I took a deep dive into the show on this month’s episode of my YouTube series, Culture Cruise, where I investigate history’s most important LGBTQ milestones from TV and film. The 1996 episode of Living Single aired just five years after primetime’s first depiction of a same-sex marriage, but it shows just how far the country had come in that short time.

The episode starts with the characters talking about how a friend from college, Shayla, is about to get married – but when Shayla shows up, she drops a bombshell. She’s marrying a woman. Amazingly, while the characters show some surprise, they’re all completely supportive. There’s not a single word of discomfort around homosexuality, which is remarkable for a show that aired in the mid-90s when gay-baiting jokes were in plentiful supply.

In fact, five years earlier, when same-sex commitment ceremonies started appearing on television, the attitude was very different. On the show Roc, we hear family members express shock and dismay, and the studio-audience reaction is far from positive.

So why were things so different when Living Single aired? One reason is likely to be the 1992 presidential election, which brought LGBTQ issues to the public’s attention like never before. Up until that year, queer topics appeared relatively seldom in entertainment or the news, in part because of an organized effort by conservatives to block LGBTQ representation.
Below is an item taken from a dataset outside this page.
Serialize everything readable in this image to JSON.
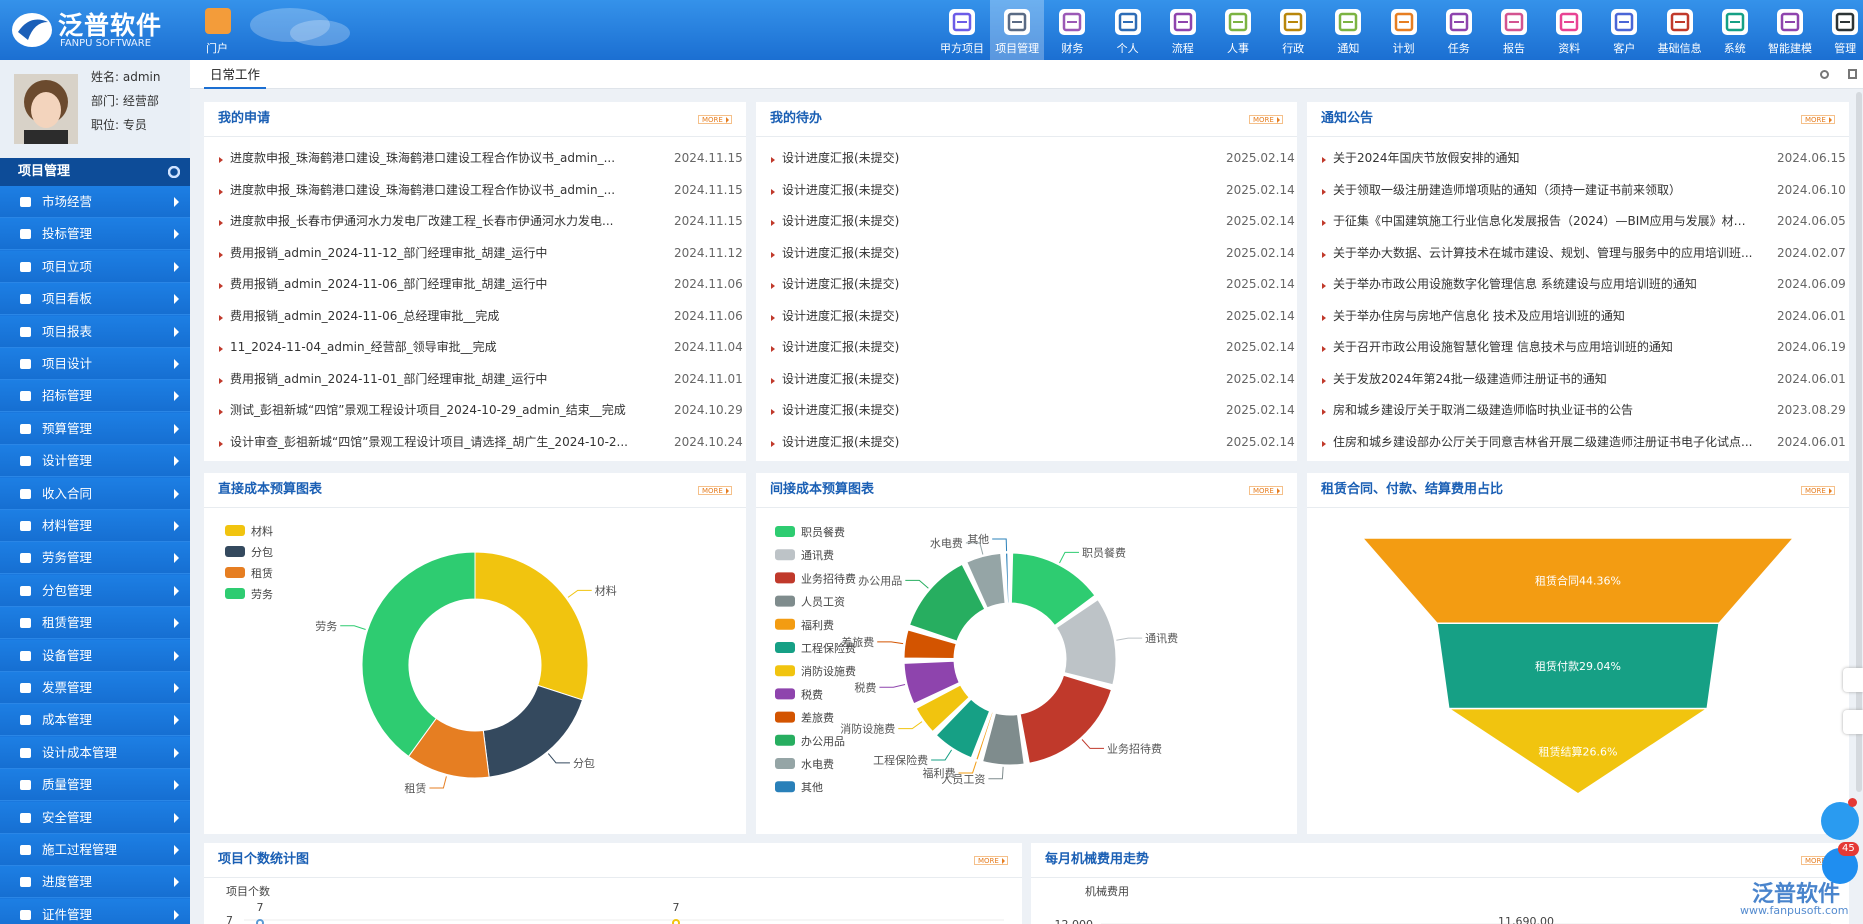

But the ’92 campaign brought many of those issues to the forefront: military service; marriage; HIV; nondiscrimination; adoption. The Clinton/Gore campaign was strongly supported by the LGBTQ community, particularly wealthy donors, and they were highly effective in prodding the candidates to address issues that had gone unspoken or ignored in the past.

But while the characters on Living Single show no sign of homophobia, one character is upset for a different reason. Max, played by Erika Rose Alexander, is dismayed that her friend never told her she was a lesbian. Max feels betrayed and lied to, and then she’s shocked even further when she learns that Shayla had a crush on her in college.

In the end, Queen Latifah’s character helps Max see things in a new light, pointing out that Shayla might’ve worried that the crush would jeopardize their friendship, and that might be why she never brought it up. Max and Shayla reconcile and the lingering cloud over the impending marriage clears.

Significantly, at the end of the episode, Max tells Shayla that she would have liked to know the truth all along so that she could “have a chance to rise to the occasion” and support her friend. That’s a huge statement to come from a heterosexual character, essentially communicating to the audience that supporting a queer friend is a moral good.

At the time the episode aired, a lot of people didn’t know how to handle queer issues and certainly didn’t consider allyship an occasion to which they ought to rise.

But over time, America has slowly – sometimes excruciatingly slowly – come around. Gradually, the country is rising to the occasion of supporting equality. It’s just taking the nation far longer to realize what a group of friends on a sitcom already knew back in 1996.